🤖 AI Summary
Existing safety evaluations focus narrowly on unimodal (text-only or image-only) settings, overlooking latent risks arising from vision-language joint understanding and failing to distinguish between overtly harmful content and ambiguous edge cases.
Method: We propose VLSU, the first fine-grained evaluation framework for multimodal joint safety understanding, comprising 17 safety categories and 15 harm types across 8,187 real-world image-text pairs, with severity grading and dedicated compositional reasoning tests.

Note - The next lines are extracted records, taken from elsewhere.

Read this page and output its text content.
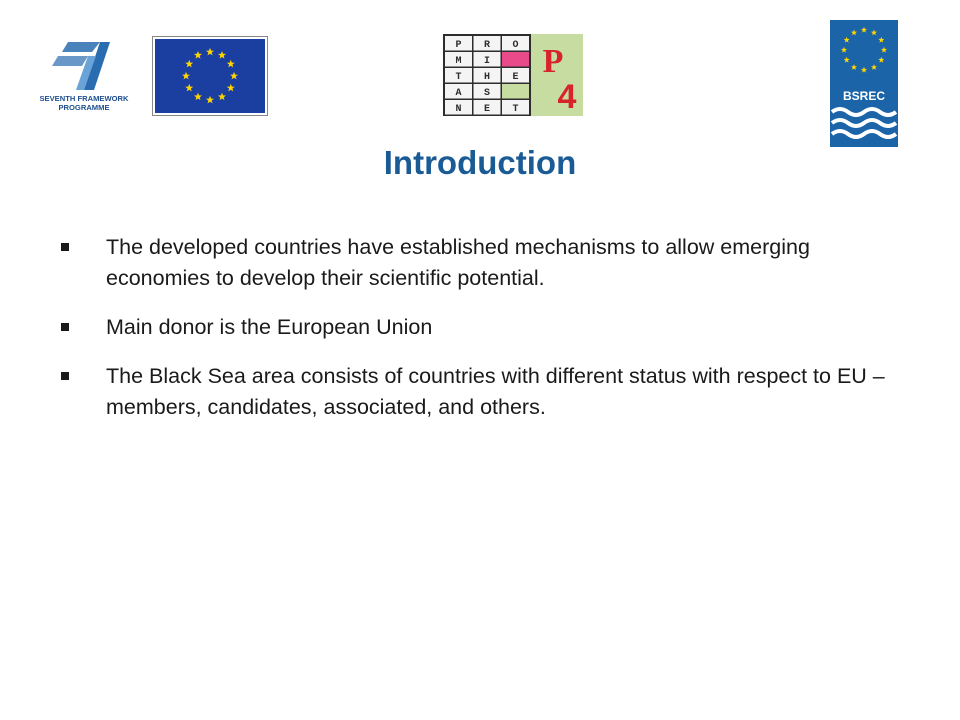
SEVENTH FRAMEWORK
PROGRAMME
P R O
M I
T H E
A S
N E T
P
4	BSREC
Introduction
The developed countries have established mechanisms to allow emerging economies to develop their scientific potential.
Main donor is the European Union
The Black Sea area consists of countries with different status with respect to EU – members, candidates, associated, and others.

Results: Experiments on 11 state-of-the-art models reveal a sharp accuracy drop—from >90% to 20–55%—on tasks requiring cross-modal reasoning. Critically, 34% of errors stem from correct unimodal predictions but failed multimodal composition, exposing two previously uncharacterized challenges: the “compositional reasoning gap” and the “alignment dilemma” in multimodal safety.
📝 Abstract
Safety evaluation of multimodal foundation models often treats vision and language inputs separately, missing risks from joint interpretation where benign content becomes harmful in combination. Existing approaches also fail to distinguish clearly unsafe content from borderline cases, leading to problematic over-blocking or under-refusal of genuinely harmful content. We present Vision Language Safety Understanding (VLSU), a comprehensive framework to systematically evaluate multimodal safety through fine-grained severity classification and combinatorial analysis across 17 distinct safety patterns. Using a multi-stage pipeline with real-world images and human annotation, we construct a large-scale benchmark of 8,187 samples spanning 15 harm categories. Our evaluation of eleven state-of-the-art models reveals systematic joint understanding failures: while models achieve 90%-plus accuracy on clear unimodal safety signals, performance degrades substantially to 20-55% when joint image-text reasoning is required to determine the safety label. Most critically, 34% of errors in joint image-text safety classification occur despite correct classification of the individual modalities, further demonstrating absent compositional reasoning capabilities. Additionally, we find that models struggle to balance refusing unsafe content while still responding to borderline cases that deserve engagement. For example, we find that instruction framing can reduce the over-blocking rate on borderline content from 62.4% to 10.4% in Gemini-1.5, but only at the cost of under-refusing on unsafe content with refusal rate dropping from 90.8% to 53.9%. Overall, our framework exposes weaknesses in joint image-text understanding and alignment gaps in current models, and provides a critical test bed to enable the next milestones in research on robust vision-language safety.